TOXIC DOUBLE STANDARDS: How Europe sells products deemed too dangerous for Europeans to the rest of the world
publication
The Fair Trade Advocacy Office joins over 100 non-governmental organisations calling on the European Union to prohibit companies in the EU from exporting products banned in Europe to other parts of the world, to stop further harm to people and the environment.
26 September 2024

The EU has been taking significant steps to ensure that its market, and goods produced and sold in its territory, become more sustainable, safe and green. While still insufficient, various pieces of legislation have been adopted or updated in the past years to try to address and reduce the impacts that some production methods or goods have on the health and human rights of EU consumers, and on animals and the environment throughout the EU.

Yet at the same time, the EU’s internal market is dependent on a global trade economy which – as it is currently shaped – is based on an ecologically unequal exchange, whereby lower income countries have become net exporters of biophysical resources, such as raw materials, energy, land, and labour, to high income nations like the EU’s member states. 

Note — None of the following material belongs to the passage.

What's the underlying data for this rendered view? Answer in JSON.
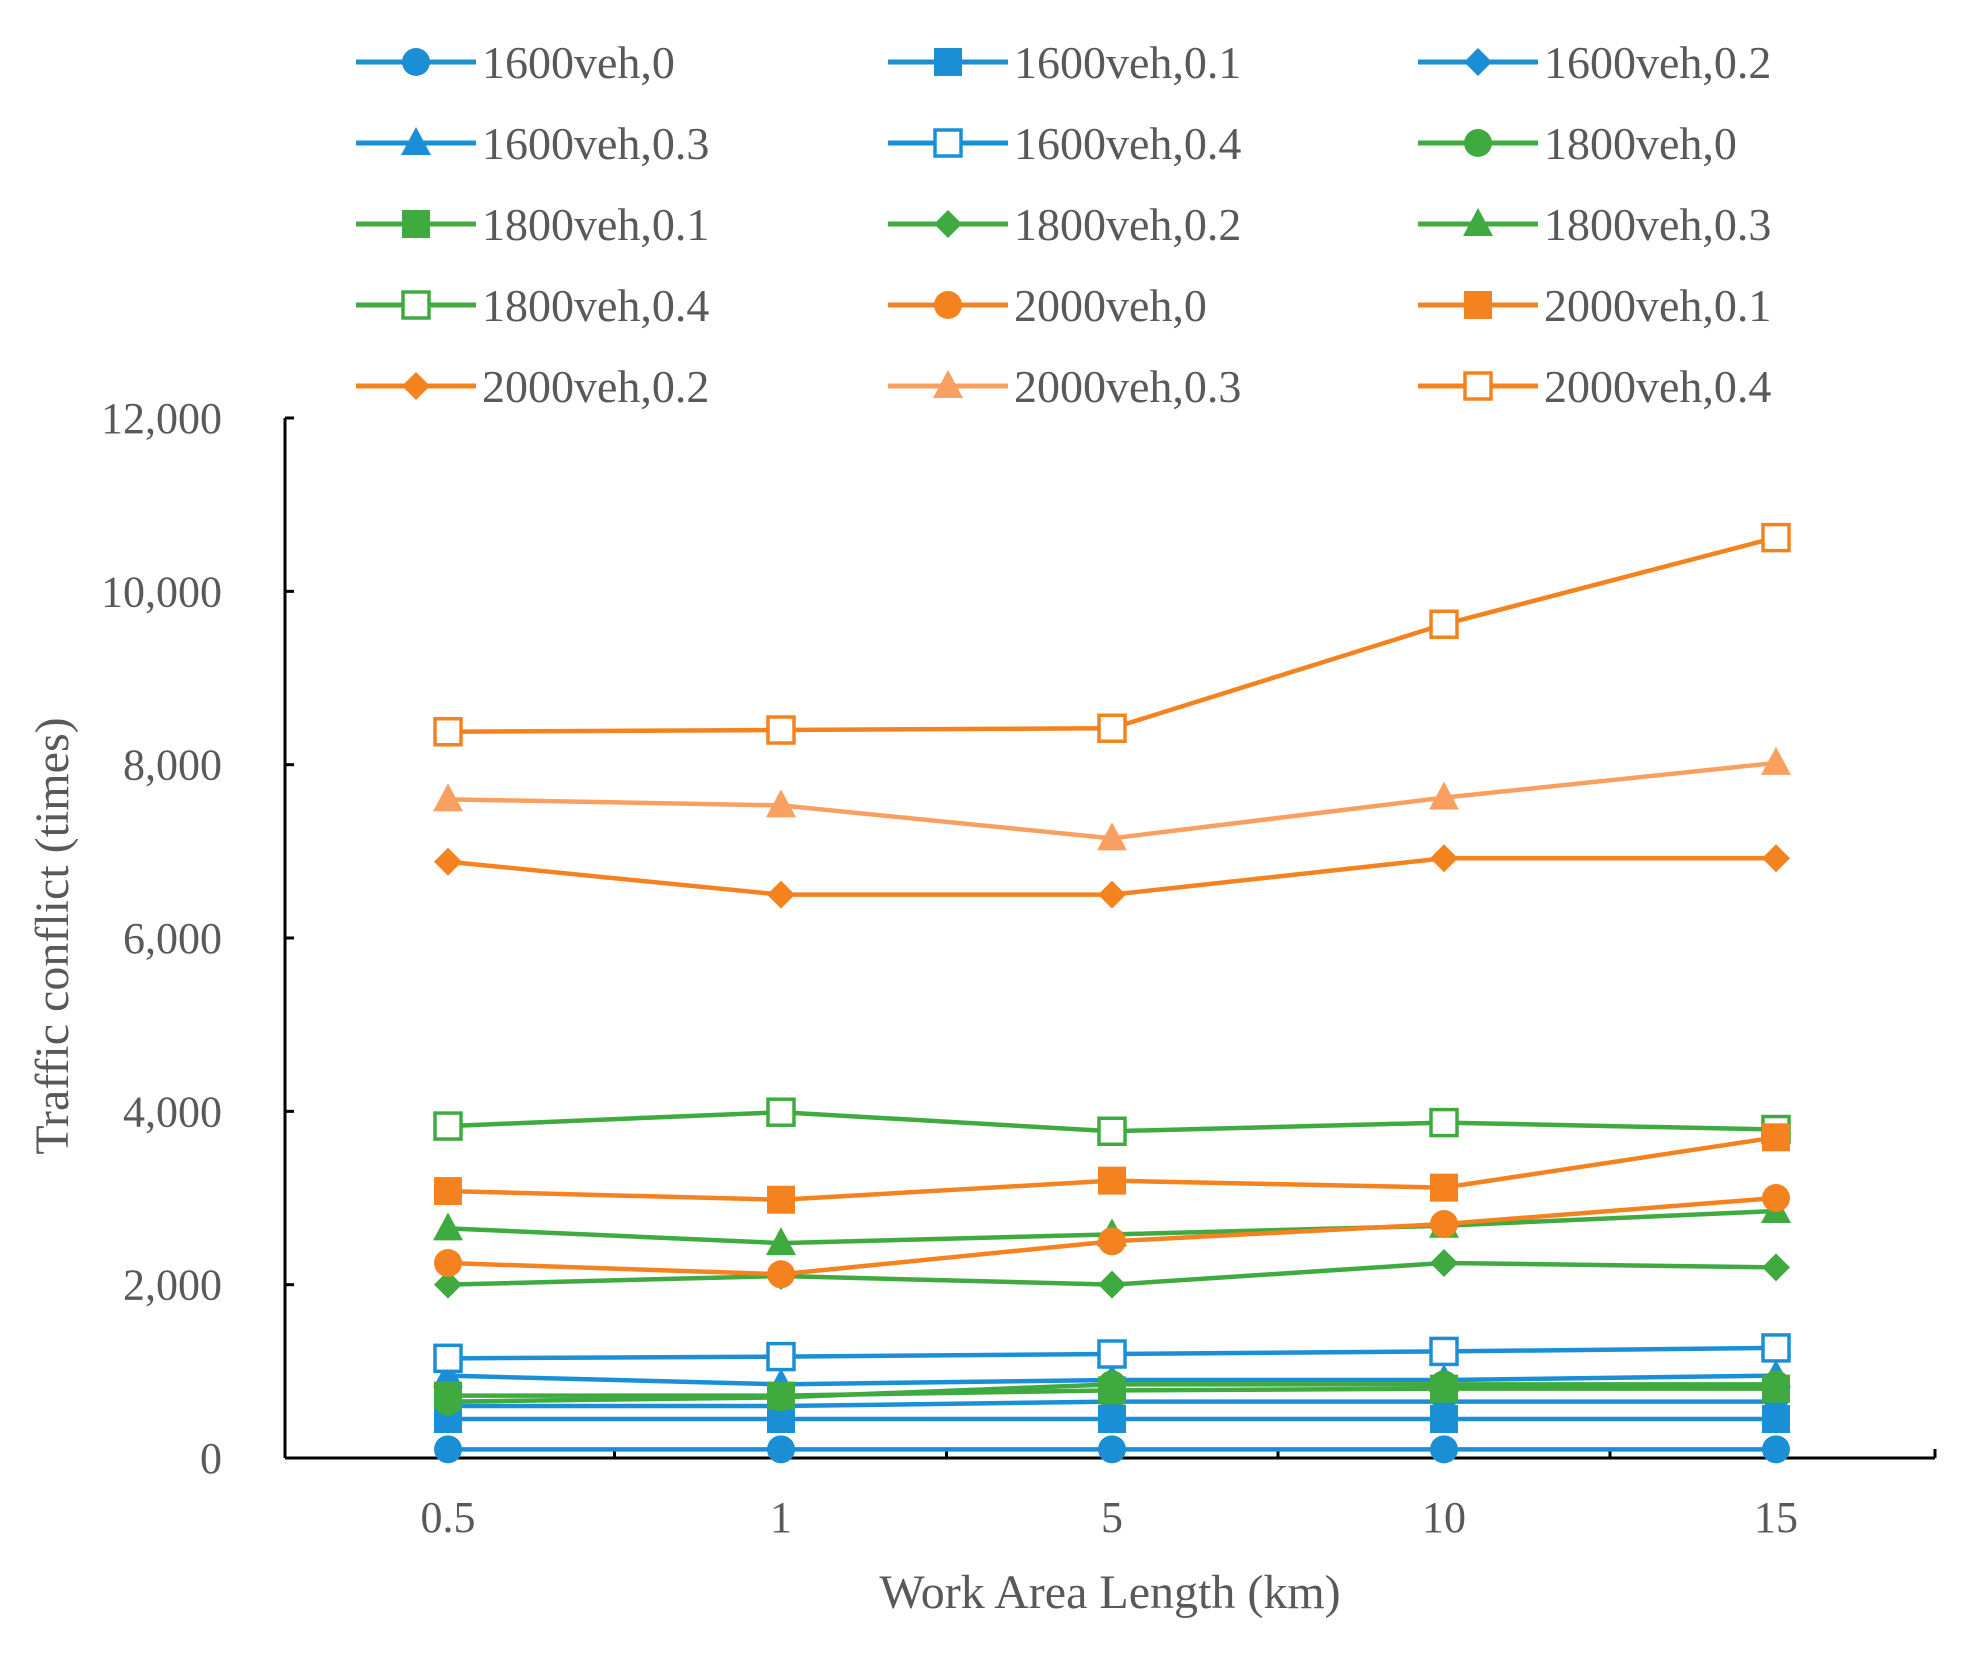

Many EU standards apply generally only with regard to the “placing on the EU market”, which is a term that excludes a product manufactured in an EU Member State with a view to exporting it to a non-EU country. This means that European companies are allowed to sell outside the EU territory polluting goods, such as highly hazardous pesticides, certain single-use plastics, unsafe toys and other products, which are still being produced in the EU but forbidden for sale or placing on the market within the region.

This briefing paper, supported by more than 100 non-governmental organisations, including Amnesty International, Greenpeace and the Fair Trade Advocacy Office, documents how these trade loopholes appear in current and proposed EU laws.

The endorsing organisations call on the European Union to close what they call “hypocritical, cruel, unfair and intolerable” loopholes which allow companies in the EU to export products to other parts of the world even when those products have been banned in Europe for safety reasons.